The 2016 Edelman Trust Barometer shows employees are the most trusted category when sharing information about areas such as company operations & finances, business practices and treatment of fellow employees or customers. In fact, they are more credible than Government & NGO representatives, Company Boards and CEOs.
With noise louder than ever, this is an untapped opportunity to make your message heard and increase sales, especially since consumers are more likely to buy the products/services of a company they trust. However, employees are under-represented in marketing communications.
How can employees build trust in a brand?

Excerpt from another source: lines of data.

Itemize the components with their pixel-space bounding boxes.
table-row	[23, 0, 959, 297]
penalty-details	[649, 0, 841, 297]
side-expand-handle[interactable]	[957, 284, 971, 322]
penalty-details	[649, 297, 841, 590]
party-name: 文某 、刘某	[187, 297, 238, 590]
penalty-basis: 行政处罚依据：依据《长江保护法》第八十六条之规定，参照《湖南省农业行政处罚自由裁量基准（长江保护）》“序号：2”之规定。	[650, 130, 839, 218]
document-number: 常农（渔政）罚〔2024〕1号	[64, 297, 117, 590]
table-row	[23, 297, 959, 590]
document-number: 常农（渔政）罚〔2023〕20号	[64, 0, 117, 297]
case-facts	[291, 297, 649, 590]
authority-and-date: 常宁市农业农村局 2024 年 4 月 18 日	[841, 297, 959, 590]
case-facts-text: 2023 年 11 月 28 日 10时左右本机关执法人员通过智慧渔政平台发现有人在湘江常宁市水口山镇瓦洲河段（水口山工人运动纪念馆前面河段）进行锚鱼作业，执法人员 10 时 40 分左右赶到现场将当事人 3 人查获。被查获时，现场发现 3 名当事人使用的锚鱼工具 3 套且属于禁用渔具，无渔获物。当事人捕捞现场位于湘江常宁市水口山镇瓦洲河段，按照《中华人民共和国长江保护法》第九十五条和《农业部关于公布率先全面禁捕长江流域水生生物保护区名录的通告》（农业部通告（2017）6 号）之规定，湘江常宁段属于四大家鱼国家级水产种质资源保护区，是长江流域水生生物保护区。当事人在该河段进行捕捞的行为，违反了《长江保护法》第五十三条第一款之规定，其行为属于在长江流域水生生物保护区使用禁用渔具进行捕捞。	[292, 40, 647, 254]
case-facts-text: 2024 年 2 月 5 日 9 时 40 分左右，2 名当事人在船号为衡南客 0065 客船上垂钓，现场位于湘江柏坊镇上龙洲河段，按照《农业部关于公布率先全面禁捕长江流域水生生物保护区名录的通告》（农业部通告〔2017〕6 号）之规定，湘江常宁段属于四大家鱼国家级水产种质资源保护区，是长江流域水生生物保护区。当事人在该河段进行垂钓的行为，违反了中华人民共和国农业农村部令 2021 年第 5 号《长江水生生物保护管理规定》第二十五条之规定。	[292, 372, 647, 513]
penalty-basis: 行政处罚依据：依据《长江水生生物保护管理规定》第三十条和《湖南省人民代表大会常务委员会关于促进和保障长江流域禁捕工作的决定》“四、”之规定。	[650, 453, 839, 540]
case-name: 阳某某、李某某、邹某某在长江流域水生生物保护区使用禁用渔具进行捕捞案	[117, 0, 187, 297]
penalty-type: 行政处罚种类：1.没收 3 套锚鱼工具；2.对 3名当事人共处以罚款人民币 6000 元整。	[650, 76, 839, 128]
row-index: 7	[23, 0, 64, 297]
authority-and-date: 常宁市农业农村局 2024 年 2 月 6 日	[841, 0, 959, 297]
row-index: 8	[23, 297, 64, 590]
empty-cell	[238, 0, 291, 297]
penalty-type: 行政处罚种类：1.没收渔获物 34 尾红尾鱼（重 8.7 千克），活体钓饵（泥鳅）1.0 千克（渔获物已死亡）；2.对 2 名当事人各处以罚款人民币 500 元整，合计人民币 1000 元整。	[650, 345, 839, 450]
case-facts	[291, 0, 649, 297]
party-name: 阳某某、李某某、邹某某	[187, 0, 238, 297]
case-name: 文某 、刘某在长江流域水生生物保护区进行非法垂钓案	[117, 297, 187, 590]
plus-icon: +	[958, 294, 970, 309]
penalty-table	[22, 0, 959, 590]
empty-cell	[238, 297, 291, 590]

Since employees have a strong influence on how their employer is perceived, they can act as authoritative advocates/detractors of the brand. The question is what can an employer do to shift employees’ perceptions so they are more likely to be advocates? One option is to invest resources in tackling societal issues. This has a positive impact on employees recommending their company as an employer (+25) and employee retention (+22) but also motivates the employee to perform (+22) and, most importantly, recommend products and services to others (+21).
How to build business – consumer relationships based on trust?
Building trust takes time. Communication needs to be honest and crafted into a story that engages the audience. There are a number of elements that should be taken into consideration when creating a marketing communications strategy:
1.When developing a marketing communication strategy, aim to put employees at the core of the business and ensure they have the opportunity to become publicly visible Brand Ambassadors. For example, Purina’s* website has banners showing employees that fulfil this brand leadership role.
2. Offer employers the opportunity to participate in content creation and present something they are passionate of doing, linking it to company activities. A good example is Unilever* which has used Facebook to show how one of their employees is “contributing to the greater good”. 3. Demonstrating “social issue engagement” is a good general theme to talk about but it’s important that you understand what your target audience’s interests are, especially if you’re active in multiple markets.